The way NY charters skirt the law is by claiming that minority kids in poverty are “at risk of academic failure”. To me this is borderline racist, classist, and blatant contravention of a law originally passed to find solutions for struggling learners so better practices could be replicated across the whole system.
Instead, they have become exclusive clubs for the most responsible, most involved parents in a community, with high rates of suspensions and “counseling out” disruptive students, and then refusing to backfill the resultant vacancies in upper grades.
These charters win the public debate by touting their stats but hiding how they shirk their primary mission. They win by touting the enormous numbers of applicants who would love their child to be in an orderly, disciplined “safe haven”. But they hide crucial truths – charters are like a see-saw, performing well by brain-draining nearby schools. Charters demand unsustainable commitments from staff and so are less conducive for teachers settling down to have kids.
Just because no one in Albany is enforcing ithe law does not mean it doesn’t exist. Charters in NY must cater to high needs kids and they baldly are not.
The biggest insult was Michael Petrilli declaring that charters are not for disruptive kids, saying aloud what we all knew – that they just want to teach well behaved kids and do not give a flying flip about kids without great home support.
Another truth recently revealed is that they have been quietly paying parents for charter “advocacy”, which could mean anything from attending rallies to blogging. In all, it’s a nasty subversion of public education and the idea that all kids should be equitably resourced.
The most important constitutional challenge that needs to occur is the one that challenges the educational standards and standardized testing regimes that reward some students, not by race, gender, sexual orientation but by inherent, just like the three classifications mentioned, mental capabilities with moving on to the next grade, garnering scholarships/preferential treatment and/or graduation and that deny and/or punish other students through inherent mental capabilities by holding back students in grade, not allowing students to take courses they may wish to take, and/or not getting diplomas, awards etc. . . .
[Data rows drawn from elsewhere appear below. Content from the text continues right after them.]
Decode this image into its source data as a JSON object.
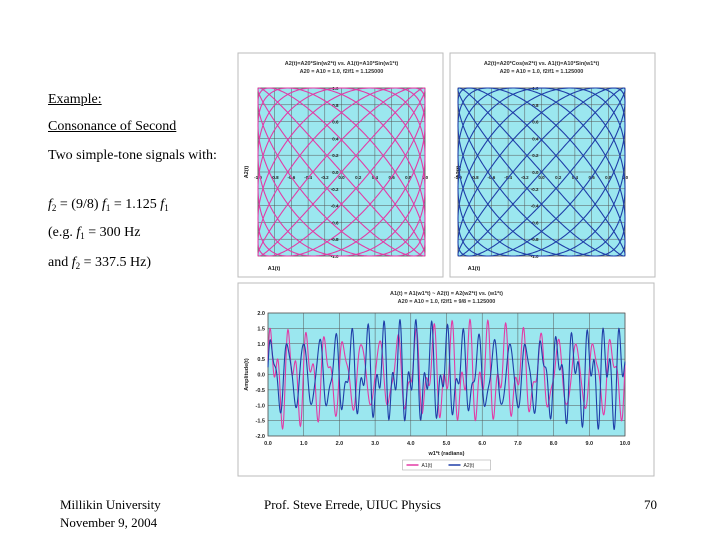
{
  "slide": {
    "example_label": "Example:",
    "title": "Consonance of Second",
    "description": "Two simple-tone signals with:",
    "eq_f2": "f",
    "eq_sub2": "2",
    "eq_mid": " = (9/8) ",
    "eq_f1": "f",
    "eq_sub1": "1",
    "eq_mid2": " = 1.125 ",
    "eq_f1b": "f",
    "eq_sub1b": "1",
    "eg1_pre": "(e.g. ",
    "eg1_f": "f",
    "eg1_sub": "1",
    "eg1_post": " = 300 Hz",
    "eg2_pre": "and ",
    "eg2_f": "f",
    "eg2_sub": "2",
    "eg2_post": " = 337.5 Hz)"
  },
  "footer": {
    "left_line1": "Millikin University",
    "left_line2": "November 9, 2004",
    "center": "Prof. Steve Errede, UIUC Physics",
    "page_number": "70"
  },
  "chart_data": [
    {
      "type": "line",
      "title": "A2(t)=A20*Sin(w2*t) vs. A1(t)=A10*Sin(w1*t)",
      "subtitle": "A20 = A10 = 1.0, f2/f1 = 1.125000",
      "xlabel": "A1(t)",
      "ylabel": "A2(t)",
      "xlim": [
        -1.0,
        1.0
      ],
      "ylim": [
        -1.0,
        1.0
      ],
      "x_ticks": [
        "-1.0",
        "-0.8",
        "-0.6",
        "-0.4",
        "-0.2",
        "0.0",
        "0.2",
        "0.4",
        "0.6",
        "0.8",
        "1.0"
      ],
      "y_ticks": [
        "1.0",
        "0.8",
        "0.6",
        "0.4",
        "0.2",
        "0.0",
        "-0.2",
        "-0.4",
        "-0.6",
        "-0.8",
        "-1.0"
      ],
      "grid": true,
      "curve": {
        "type": "lissajous",
        "ratio": 1.125,
        "phase_deg": 0,
        "color": "#e23ba6"
      },
      "background": "#9be7ef"
    },
    {
      "type": "line",
      "title": "A2(t)=A20*Cos(w2*t) vs. A1(t)=A10*Sin(w1*t)",
      "subtitle": "A20 = A10 = 1.0, f2/f1 = 1.125000",
      "xlabel": "A1(t)",
      "ylabel": "A2(t)",
      "xlim": [
        -1.0,
        1.0
      ],
      "ylim": [
        -1.0,
        1.0
      ],
      "x_ticks": [
        "-1.0",
        "-0.8",
        "-0.6",
        "-0.4",
        "-0.2",
        "0.0",
        "0.2",
        "0.4",
        "0.6",
        "0.8",
        "1.0"
      ],
      "y_ticks": [
        "1.0",
        "0.8",
        "0.6",
        "0.4",
        "0.2",
        "0.0",
        "-0.2",
        "-0.4",
        "-0.6",
        "-0.8",
        "-1.0"
      ],
      "grid": true,
      "curve": {
        "type": "lissajous",
        "ratio": 1.125,
        "phase_deg": 90,
        "color": "#1f3ea8"
      },
      "background": "#9be7ef"
    },
    {
      "type": "line",
      "title": "A1(t) = A1(w1*t) ~ A2(t) = A2(w2*t) vs. (w1*t)",
      "subtitle": "A20 = A10 = 1.0, f2/f1 = 9/8 = 1.125000",
      "xlabel": "w1*t (radians)",
      "ylabel": "Amplitude(t)",
      "xlim": [
        0.0,
        10.0
      ],
      "ylim": [
        -2.0,
        2.0
      ],
      "x_ticks": [
        "0.0",
        "1.0",
        "2.0",
        "3.0",
        "4.0",
        "5.0",
        "6.0",
        "7.0",
        "8.0",
        "9.0",
        "10.0"
      ],
      "y_ticks": [
        "2.0",
        "1.5",
        "1.0",
        "0.5",
        "0.0",
        "-0.5",
        "-1.0",
        "-1.5",
        "-2.0"
      ],
      "grid": true,
      "legend_position": "bottom",
      "series": [
        {
          "name": "A1(t)",
          "color": "#e23ba6",
          "ratio": 1.0,
          "cycles_per_unit": 2.0
        },
        {
          "name": "A2(t)",
          "color": "#1f3ea8",
          "ratio": 1.125,
          "cycles_per_unit": 2.0
        }
      ],
      "background": "#9be7ef"
    }
  ]
}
As stated in the Missouri Constitution about the purpose of government (of which public schools are a part):
“Article 1
Promotion of general welfare–natural rights of persons–equality under the law–purpose of government.
Section 2. That all constitutional government is intended to promote the general welfare of the people; that all persons have a natural right to life, liberty, the pursuit of happiness and the enjoyment of the gains of their own industry; that all persons are created equal and are entitled to equal rights and opportunity under the law; that to give security to these things is the principal office of government, and that when government does not confer this security, it fails in its chief design.”
I contend that the rewards and denials as outlined above contravene Section 2 of the Missouri Constitution. I’d bet that most state’s constitutions have similar language. Someone needs to take advantage of the constitutional guarantees like Section 2 and challenge the standards and testing regimes as discriminatory.
I thought I read somewhere that it was the League of Women Voters who initiated this lawsuit against charters. Is that true? If so, good for them! And–have they announced plans for such a lawsuit in other states?
We have a pretty good state Supreme Court in California, and I think it would have a chance here.
Can the US SC overturn decisions of state SCs?
As state legislators are often corrupt and bought off by he wealthy charter industry, and the public can easily be fooled with tons of advertising on ballot initiatives, courts may be the best way to go.